The sprawling ZANLA site was then the embodiment of the armed struggle that sought to bring black majority rule in Zimbabwe and everything that it entailed.
With bases like the Chitepo School of Ideology, the objectives of sacrificing life in order to free Zimbabwe from the colonial yoke were very clear.
Once independence was achieved, the aspirations of the surviving cadres were very clear.
Under the leadership of former President Robert Mugabe, quite a number of these were achieved, though some need to be improved upon.
We have our land and the feeling of inferiority complex forced upon us by our white colonial masters has been completely wiped out in Zimbabwe.
The whole list is for another publication.
But for now it is suffice for the world to know that Cde Mugabe remains our hero.
When the people cheered in the streets when President Mugabe resigned, it was for very different reasons for those of either Tony Blair or George Bush.
For us Zimbabweans, we happily accepted that our president had to rest.
However, for Zimbabweans, the revolutionary banner with the invisible message of those who perished at Chimoio and elsewhere during the armed struggle remains very legible.
Hopes are high that the incoming President, Cde Mnangagwa will deliver.
Why not for a genuine revolutionary like him who has gone through the revolutionary mill from boyhood.
Just as Cde Mnangagwa was aware of the expectations of those children from Chindunduma Camp who perished at Chimoio on November 23 1977, he must by now be aware of the expectations of the thousands of those who welcomed him on Wednesday.
They are fathers, mothers, uncles, cousins and whatever else of those who perished at Chimoio.
He must have realised that he hit the nail on the head when in informal remarks at the ZANU PF headquarter he said one of the expectations were, “Jobs, jobs, jobs.”
That is only but one of the major expectations of the Chimoio survivors.
Other issues include the availability of cash at banks and medicines in hospitals, fair pricing of goods, investment and unity.
This is not to forget about corruption – a scourge that seems to have sunk its roots in the Zimbabwean society.
Even when General Constantino Guveya Chiwenga intervened to save ZANU PF, he said their main task, in order to restore legacy, was to free President Mugabe of corrupt officials who had surrounded him.
The onus is now on President Designate to widen the net, so that more corrupt elements may be weeded out of our society.
Peace is a priced asset.
Cde Mnangagwa on his arrival commended on the peaceful nature in which people demonstrated and welcomed him in thousands without any incidences of lawlessness.
Indeed, the image of Zimbabweans as a peace-loving and well organised polity has enhanced our image worldwide
Our aspirations will definitely come to nought if they are fulfilled in an environment of lawlessness.
There is credence in the argument by some political students that: The overriding function of a state is the maintenance of law and order.

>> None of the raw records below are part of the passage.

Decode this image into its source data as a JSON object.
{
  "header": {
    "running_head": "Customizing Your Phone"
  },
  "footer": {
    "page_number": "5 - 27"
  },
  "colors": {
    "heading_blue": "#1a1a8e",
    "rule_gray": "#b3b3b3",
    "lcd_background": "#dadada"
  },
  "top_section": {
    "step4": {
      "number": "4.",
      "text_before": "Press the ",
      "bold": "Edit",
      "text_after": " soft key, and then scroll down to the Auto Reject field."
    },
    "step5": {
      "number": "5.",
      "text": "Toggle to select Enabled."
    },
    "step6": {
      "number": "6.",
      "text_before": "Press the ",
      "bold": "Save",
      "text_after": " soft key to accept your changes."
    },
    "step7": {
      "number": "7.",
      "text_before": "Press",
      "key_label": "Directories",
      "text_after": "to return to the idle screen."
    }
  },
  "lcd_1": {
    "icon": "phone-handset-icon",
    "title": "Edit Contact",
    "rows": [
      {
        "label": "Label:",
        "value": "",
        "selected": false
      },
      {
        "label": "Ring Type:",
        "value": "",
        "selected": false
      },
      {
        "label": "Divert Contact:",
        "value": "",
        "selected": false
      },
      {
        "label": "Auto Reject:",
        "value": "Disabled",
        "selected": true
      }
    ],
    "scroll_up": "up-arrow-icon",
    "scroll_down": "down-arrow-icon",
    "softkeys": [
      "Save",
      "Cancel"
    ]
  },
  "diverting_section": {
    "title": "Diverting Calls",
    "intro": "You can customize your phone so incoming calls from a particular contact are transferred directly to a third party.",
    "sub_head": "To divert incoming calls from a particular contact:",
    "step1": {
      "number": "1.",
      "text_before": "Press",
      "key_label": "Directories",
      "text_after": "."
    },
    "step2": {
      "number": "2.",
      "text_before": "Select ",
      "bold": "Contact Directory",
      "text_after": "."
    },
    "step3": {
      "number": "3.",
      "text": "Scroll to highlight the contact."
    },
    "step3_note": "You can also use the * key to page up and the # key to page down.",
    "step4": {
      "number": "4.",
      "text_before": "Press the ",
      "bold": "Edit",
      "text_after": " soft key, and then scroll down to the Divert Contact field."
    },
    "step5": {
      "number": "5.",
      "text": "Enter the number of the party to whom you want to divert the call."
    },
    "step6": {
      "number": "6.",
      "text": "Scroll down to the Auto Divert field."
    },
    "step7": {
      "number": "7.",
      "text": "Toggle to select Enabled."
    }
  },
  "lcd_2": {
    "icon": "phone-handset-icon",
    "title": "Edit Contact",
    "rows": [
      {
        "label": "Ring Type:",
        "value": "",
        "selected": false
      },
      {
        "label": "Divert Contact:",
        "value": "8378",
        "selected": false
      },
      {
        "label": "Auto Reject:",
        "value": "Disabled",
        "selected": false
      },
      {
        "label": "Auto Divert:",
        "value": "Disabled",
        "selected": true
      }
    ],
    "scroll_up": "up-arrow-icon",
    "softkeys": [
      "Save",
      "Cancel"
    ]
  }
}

We expect President Designate Mnangagwa to try his best to deliver.
But he must remember that like in the days of the armed struggle when Smith released his entire air force to go and bomb Chimoio, already some gremlins are drooling at the opportunity to derail all his programmes.
So, vigilance still remains the key word.

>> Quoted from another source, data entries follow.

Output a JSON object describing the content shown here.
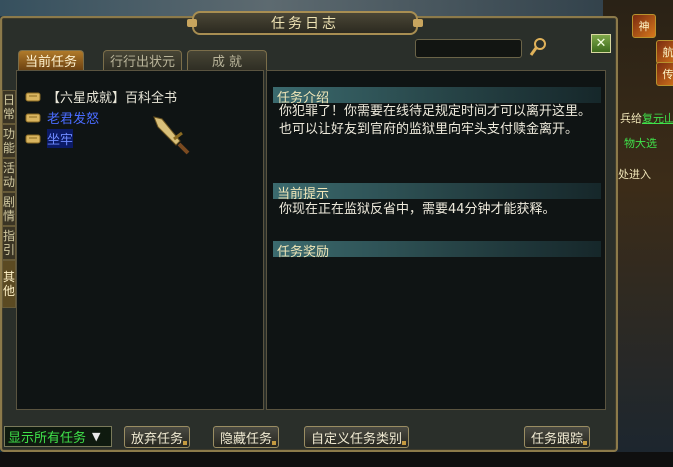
{
  "window": {
    "title": "任务日志",
    "close_label": "✕"
  },
  "tabs": [
    "当前任务",
    "行行出状元",
    "成 就"
  ],
  "side_tabs": [
    "日常",
    "功能",
    "活动",
    "剧情",
    "指引",
    "其他"
  ],
  "quest_list": [
    {
      "label": "【六星成就】百科全书",
      "style": "normal"
    },
    {
      "label": "老君发怒",
      "style": "link"
    },
    {
      "label": "坐牢",
      "style": "selected"
    }
  ],
  "detail": {
    "intro_header": "任务介绍",
    "intro_text": "你犯罪了！你需要在线待足规定时间才可以离开这里。也可以让好友到官府的监狱里向牢头支付赎金离开。",
    "hint_header": "当前提示",
    "hint_text": "你现在正在监狱反省中，需要44分钟才能获释。",
    "reward_header": "任务奖励"
  },
  "footer": {
    "filter_dropdown": "显示所有任务",
    "abandon_button": "放弃任务",
    "hide_button": "隐藏任务",
    "custom_category_button": "自定义任务类别",
    "track_button": "任务跟踪"
  },
  "hud": {
    "right_text_1": "兵给",
    "right_text_1_link": "复元山",
    "right_text_2": "物大选",
    "right_text_3": "处进入",
    "icons": [
      "神",
      "航",
      "传"
    ]
  },
  "colors": {
    "frame": "#8c7a4a",
    "active_tab": "#b07a2a",
    "link_blue": "#4a6cff",
    "section_teal": "#3b6a6e",
    "dropdown_green": "#3fe24a"
  }
}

We expect the spirit of resilience to be now part President Designate Mnangagwa’s DNA.
After the bombing of Chimoio, surviving cadres did not just sit down with folded arms lamenting at the destruction.
Instead, they were emboldened and sought immediate revenge by attacking Grand Reef, killing several Rhodesian soldiers.
The eventual result was Smith’s surrender at Lancaster House.
We wish President Designate Munangagwa resounding success as he ushers in a new era.